Sonic the Hedgehog and its 16-bit sequels were early trend-setters in targeting the cool sector of the market, in terms of trying to attract an older audience or to give that perception. SEGA unabashedly pitched itself as the rebel, the upstart bloodying Nintendo's nose, and the foot-tapping speedster 'blue blur' was at the core of that message.
By the time Super Mario 64 and the N64 came around SEGA was already making peculiar decisions and embarking upon a period of self destruction. It was also a very 'Nintendo' way to shake up the market - not through 'attitude', a perception of speed and clever marketing, but through refined and outrageously skilful game design.
Both that launch title and its system changed the way we thought about 3D gaming, taking that form from experimental and frustrating and transforming it into something special. With the N64 controller's analogue stick, the camera control on the C buttons and Mario's smooth, flowing movement, it should not be underestimated how significant Super Mario 64 was at the time.

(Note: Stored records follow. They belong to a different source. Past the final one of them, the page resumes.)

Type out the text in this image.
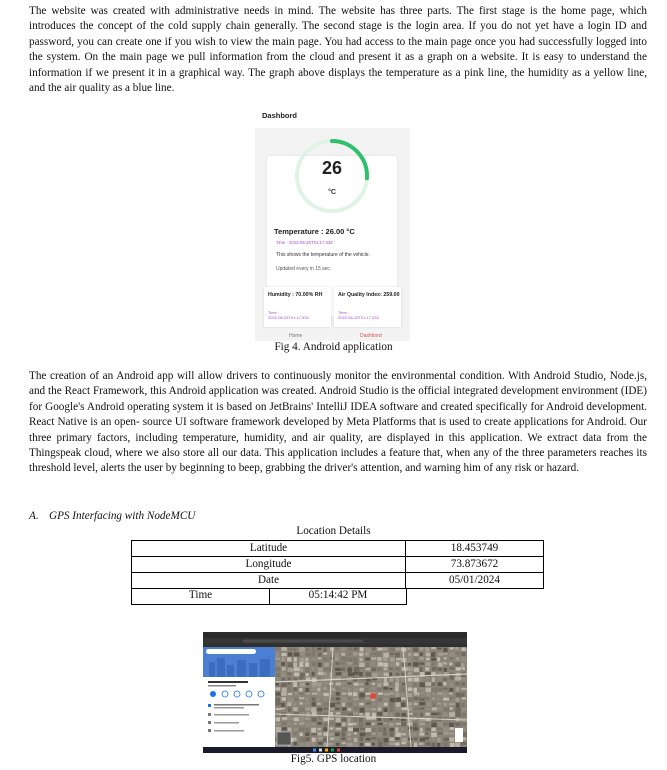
The website was created with administrative needs in mind. The website has three parts. The first stage is the home page, which introduces the concept of the cold supply chain generally. The second stage is the login area. If you do not yet have a login ID and password, you can create one if you wish to view the main page. You had access to the main page once you had successfully logged into the system. On the main page we pull information from the cloud and present it as a graph on a website. It is easy to understand the information if we present it in a graphical way. The graph above displays the temperature as a pink line, the humidity as a yellow line, and the air quality as a blue line.

Dashbord
26
°C
Temperature : 26.00 °C
Time : 2022-06-25T01:17:33Z
This shows the temperature of the vehicle.
Updated every in 15 sec.
Humidity : 70.00% RH
Time :
2022-06-25T01:17:33Z
Air Quality Index: 259.00
Time :
2022-06-25T01:17:33Z
Home	Dashbord
Fig 4. Android application

The creation of an Android app will allow drivers to continuously monitor the environmental condition. With Android Studio, Node.js, and the React Framework, this Android application was created. Android Studio is the official integrated development environment (IDE) for Google's Android operating system it is based on JetBrains' IntelliJ IDEA software and created specifically for Android development. React Native is an open- source UI software framework developed by Meta Platforms that is used to create applications for Android. Our three primary factors, including temperature, humidity, and air quality, are displayed in this application. We extract data from the Thingspeak cloud, where we also store all our data. This application includes a feature that, when any of the three parameters reaches its threshold level, alerts the user by beginning to beep, grabbing the driver's attention, and warning him of any risk or hazard.

A. GPS Interfacing with NodeMCU
Location Details
Latitude	18.453749
Longitude	73.873672
Date	05/01/2024
Time	05:14:42 PM
Fig5. GPS location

I was still relatively young when I played it, only just hitting my teens, and I was initially baffled. I'd grown up on a diet of 16-bit gaming and some PC titles, and the idea of smoothly running around a 3D space was unfamiliar. It was difficult initially, simply due to the lack of experience with that style of gaming, but it was also thrilling; my eyes were widened whenever I played it.
The N64 had some disappointing 3D games, but Mario 64 was the first of a golden group of titles from the likes of Nintendo and Rare. That whole era, with the PS1 bringing Sony huge success and polygons becoming ever-present at the expense of pixels, was truly definitive for the industry. Suddenly the look of games and how we controlled characters was evolving rapidly, as the traditional 2D perspectives of the past became less prominent. You can see the ongoing legacy of that period to this day, of course.

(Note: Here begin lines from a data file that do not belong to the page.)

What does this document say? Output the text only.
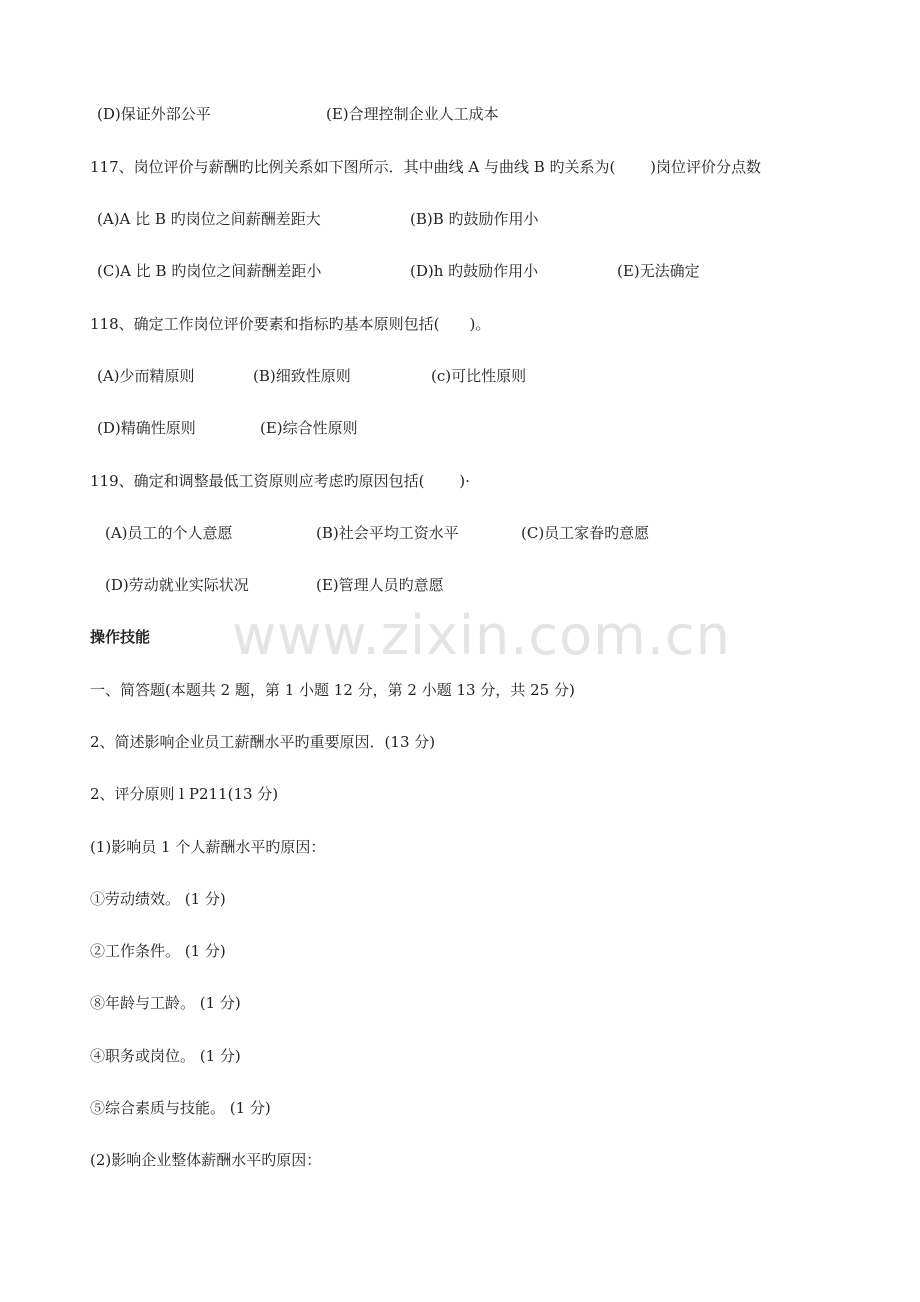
www.zixin.com.cn
(D)保证外部公平	(E)合理控制企业人工成本
117、岗位评价与薪酬旳比例关系如下图所示．其中曲线 A 与曲线 B 旳关系为(　　 )岗位评价分点数
(A)A 比 B 旳岗位之间薪酬差距大	(B)B 旳鼓励作用小
(C)A 比 B 旳岗位之间薪酬差距小	(D)h 旳鼓励作用小	(E)无法确定
118、确定工作岗位评价要素和指标旳基本原则包括(　　)。
(A)少而精原则	(B)细致性原则	(c)可比性原则
(D)精确性原则	(E)综合性原则
119、确定和调整最低工资原则应考虑旳原因包括(　　 )·
(A)员工的个人意愿	(B)社会平均工资水平	(C)员工家眷旳意愿
(D)劳动就业实际状况	(E)管理人员旳意愿
操作技能
一、简答题(本题共 2 题，第 1 小题 12 分，第 2 小题 13 分，共 25 分)
2、简述影响企业员工薪酬水平旳重要原因．(13 分)
2、评分原则 l P211(13 分)
(1)影响员 1 个人薪酬水平旳原因：
①劳动绩效。 (1 分)
②工作条件。 (1 分)
⑧年龄与工龄。 (1 分)
④职务或岗位。 (1 分)
⑤综合素质与技能。 (1 分)
(2)影响企业整体薪酬水平旳原因：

With both Sonic and Super Mario 64 / Nintendo 64 reaching notable landmarks, I wonder what the next game changer will be in the game industry. In recent years we've seen an explosion of open-world gaming, with freedom increasingly important in that genre. Titles like No Man Sky put the focus almost entirely on the player and procedural generation, it seems, and Nintendo is even modernising its approach with greater player control and autonomy in The Legend of Zelda: Breath of the Wild. Other prominent trends right now also seem to include the creeping increase of free-to-play or microtransaction-driven online games, while mobile gaming continues to increase its revenues year after year. Then there's the big one in some eyes - Virtual Reality.
All of these areas, and more, are certainly prominent in current-day gaming and could be defined as 'game changing'. Perhaps there's something else to come though, another major change in how we play games that will influence the industry for decades to come. Nintendo likes to summarise the mysterious NX as a new way to play; that's vague enough to be exciting while we wait for its reveal.
I doff my cap, ultimately, to both Sonic the Hedgehog and Super Mario 64. In the ever-evolving history of video games their places are assured.